Pertanyaan diajukan tentang kepuasan yang dibawa oleh hubungan; tingkat permusuhan, kritik, dukungan, kebaikan, dan kasih sayang yang diterima dari pasangan; dan komitmen individu. Selain itu, para peneliti bertanya kepada populasi tentang perilaku pasangan di luar hubungan, mempertanyakan terjadinya sikap yang menyimpang dari standar sosial dan seksual yang saat ini diterima.

Kesimpulan Dr. Ashley adalah bahwa tidak benar-benar berkomitmen yang membawa manfaat kesehatan tetapi berada dalam hubungan yang panjang dan berkualitas tinggi. Semakin lama orang bertahan dalam hubungan dengan karakteristik ini, semakin baik kondisi fisik dan mental mereka.


Di sisi lain, berada dalam hubungan yang tidak memuaskan membawa kerusakan kesehatan, yang menjadi lebih intens seiring berjalannya waktu. Sebagai perbandingan, orang cenderung memiliki kondisi keseluruhan yang lebih baik ketika mereka mengakhiri hubungan yang buruk sesegera mungkin atau hanya ketika mereka memilih untuk tetap melajang.

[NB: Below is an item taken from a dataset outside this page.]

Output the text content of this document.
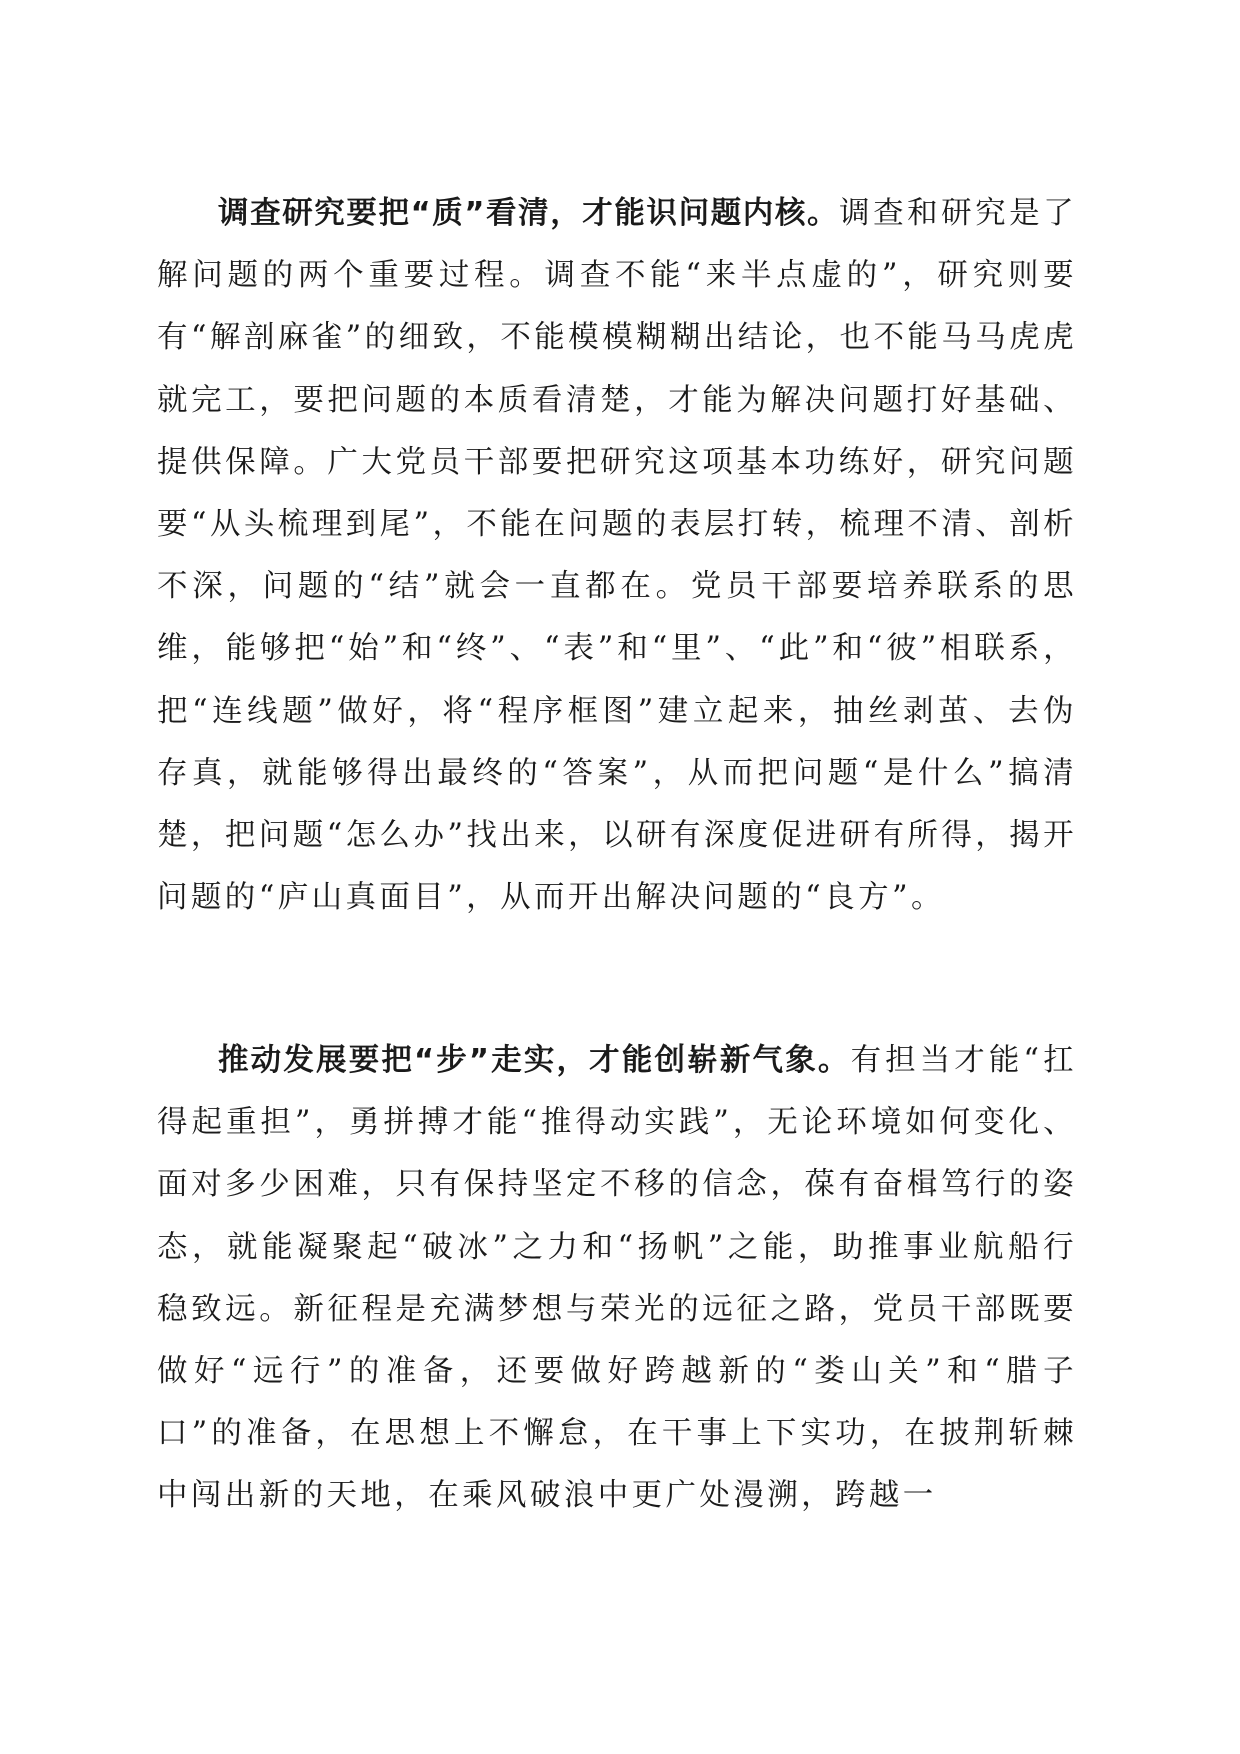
调查研究要把“质”看清，才能识问题内核。调查和研究是了解问题的两个重要过程。调查不能“来半点虚的”，研究则要有“解剖麻雀”的细致，不能模模糊糊出结论，也不能马马虎虎就完工，要把问题的本质看清楚，才能为解决问题打好基础、提供保障。广大党员干部要把研究这项基本功练好，研究问题要“从头梳理到尾”，不能在问题的表层打转，梳理不清、剖析不深，问题的“结”就会一直都在。党员干部要培养联系的思维，能够把“始”和“终”、“表”和“里”、“此”和“彼”相联系，把“连线题”做好，将“程序框图”建立起来，抽丝剥茧、去伪存真，就能够得出最终的“答案”，从而把问题“是什么”搞清楚，把问题“怎么办”找出来，以研有深度促进研有所得，揭开问题的“庐山真面目”，从而开出解决问题的“良方”。

推动发展要把“步”走实，才能创崭新气象。有担当才能“扛得起重担”，勇拼搏才能“推得动实践”，无论环境如何变化、面对多少困难，只有保持坚定不移的信念，葆有奋楫笃行的姿态，就能凝聚起“破冰”之力和“扬帆”之能，助推事业航船行稳致远。新征程是充满梦想与荣光的远征之路，党员干部既要做好“远行”的准备，还要做好跨越新的“娄山关”和“腊子口”的准备，在思想上不懈怠，在干事上下实功，在披荆斩棘中闯出新的天地，在乘风破浪中更广处漫溯，跨越一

Bukan hanya pernikahan yang penting

Menurut Dr. Ashley, kebanyakan penelitian ilmiah yang menghubungkan tingkat kepuasan yang dicapai dalam hubungan cinta dengan kesehatan individu adalah dengan orang yang sudah menikah.

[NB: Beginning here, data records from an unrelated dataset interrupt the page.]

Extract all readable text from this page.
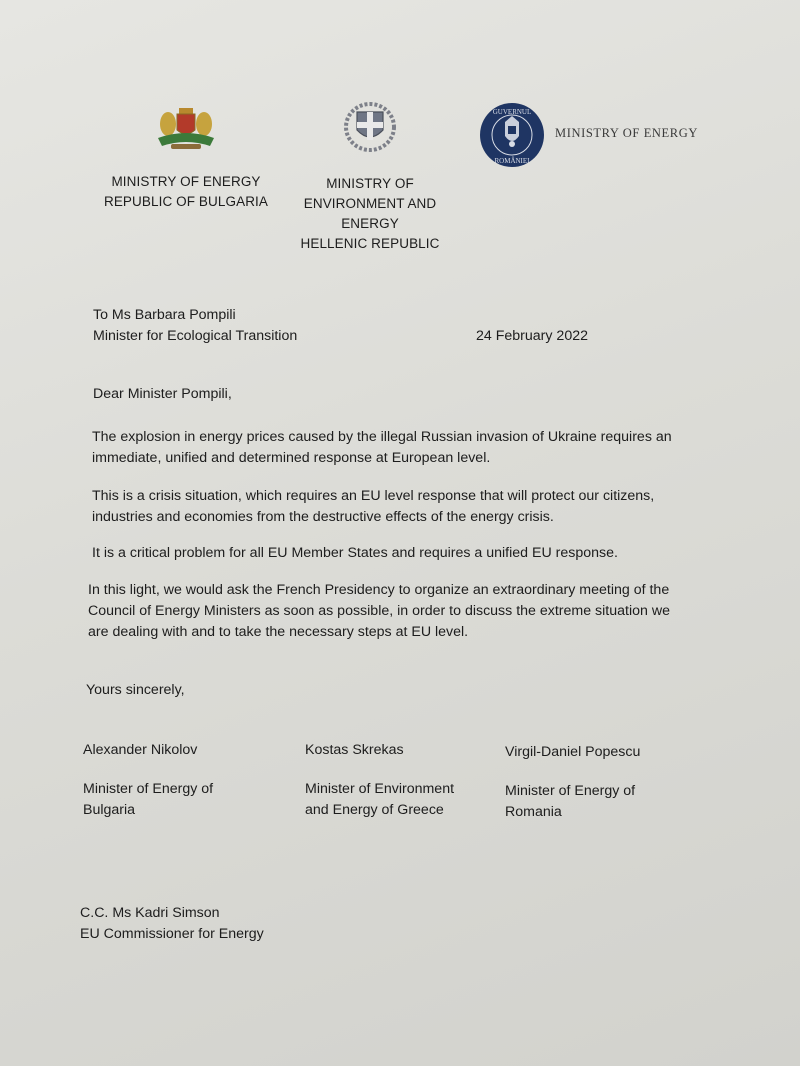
MINISTRY OF ENERGY
REPUBLIC OF BULGARIA
MINISTRY OF
ENVIRONMENT AND
ENERGY
HELLENIC REPUBLIC
GUVERNUL
ROMÂNIEI
MINISTRY OF ENERGY
To Ms Barbara Pompili
Minister for Ecological Transition	24 February 2022
Dear Minister Pompili,
The explosion in energy prices caused by the illegal Russian invasion of Ukraine requires an
immediate, unified and determined response at European level.
This is a crisis situation, which requires an EU level response that will protect our citizens,
industries and economies from the destructive effects of the energy crisis.
It is a critical problem for all EU Member States and requires a unified EU response.
In this light, we would ask the French Presidency to organize an extraordinary meeting of the
Council of Energy Ministers as soon as possible, in order to discuss the extreme situation we
are dealing with and to take the necessary steps at EU level.
Yours sincerely,
Alexander Nikolov
Minister of Energy of
Bulgaria
Kostas Skrekas
Minister of Environment
and Energy of Greece
Virgil-Daniel Popescu
Minister of Energy of
Romania
C.C. Ms Kadri Simson
EU Commissioner for Energy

Baca juga: Filsafat: Pahami ketakutan irasional jatuh cinta pada seseorang

Namun, dalam dua survei mereka, sebagian besar responden tidak menikah, menunjukkan bahwa hubungan seperti pacaran dan hubungan afektif lainnya selain pernikahan juga mempengaruhi kesehatan.

Peneliti menunjukkan bahwa data ini menjadi lebih penting ketika kita mengingat bahwa, saat ini, orang membutuhkan waktu lebih lama untuk menikah dibandingkan dengan generasi sebelumnya, karena ada kecenderungan untuk studi hak istimewa dan karier.

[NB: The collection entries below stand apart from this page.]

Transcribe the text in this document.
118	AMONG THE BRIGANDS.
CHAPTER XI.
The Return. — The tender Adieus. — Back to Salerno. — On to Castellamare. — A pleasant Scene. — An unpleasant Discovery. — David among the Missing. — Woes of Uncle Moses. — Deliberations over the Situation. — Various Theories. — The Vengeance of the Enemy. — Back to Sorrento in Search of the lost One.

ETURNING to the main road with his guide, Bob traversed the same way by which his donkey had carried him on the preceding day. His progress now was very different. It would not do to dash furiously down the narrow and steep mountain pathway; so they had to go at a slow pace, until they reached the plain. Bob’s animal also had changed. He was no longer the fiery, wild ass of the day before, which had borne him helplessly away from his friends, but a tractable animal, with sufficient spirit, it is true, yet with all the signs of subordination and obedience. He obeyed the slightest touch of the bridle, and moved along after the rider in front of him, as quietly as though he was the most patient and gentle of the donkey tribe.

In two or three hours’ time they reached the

Dalam transisi antara akhir tahun remaja dan dewasa awal, apakah generasi sekarang tampaknya menghadapi ketidakstabilan yang jauh lebih besar dalam hubungan mereka? begitu banyak sehingga dua pertiga responden melaporkan telah mengalami perubahan besar dalam hubungan cinta mereka dalam dua tahun terakhir. Dengan demikian, kerusakan kesehatan dari hubungan afektif dapat menjadi lebih intens dari sebelumnya.

Artinya, sama menariknya dengan gagasan berada dalam suatu hubungan, itu bukan jaminan kebahagiaan dan kesejahteraan. Jadi, bahkan jika putus cinta atau menjadi lajang bisa sedikit menakutkan, cobalah untuk mengingat apa yang nenekmu katakan: daripada salah arah!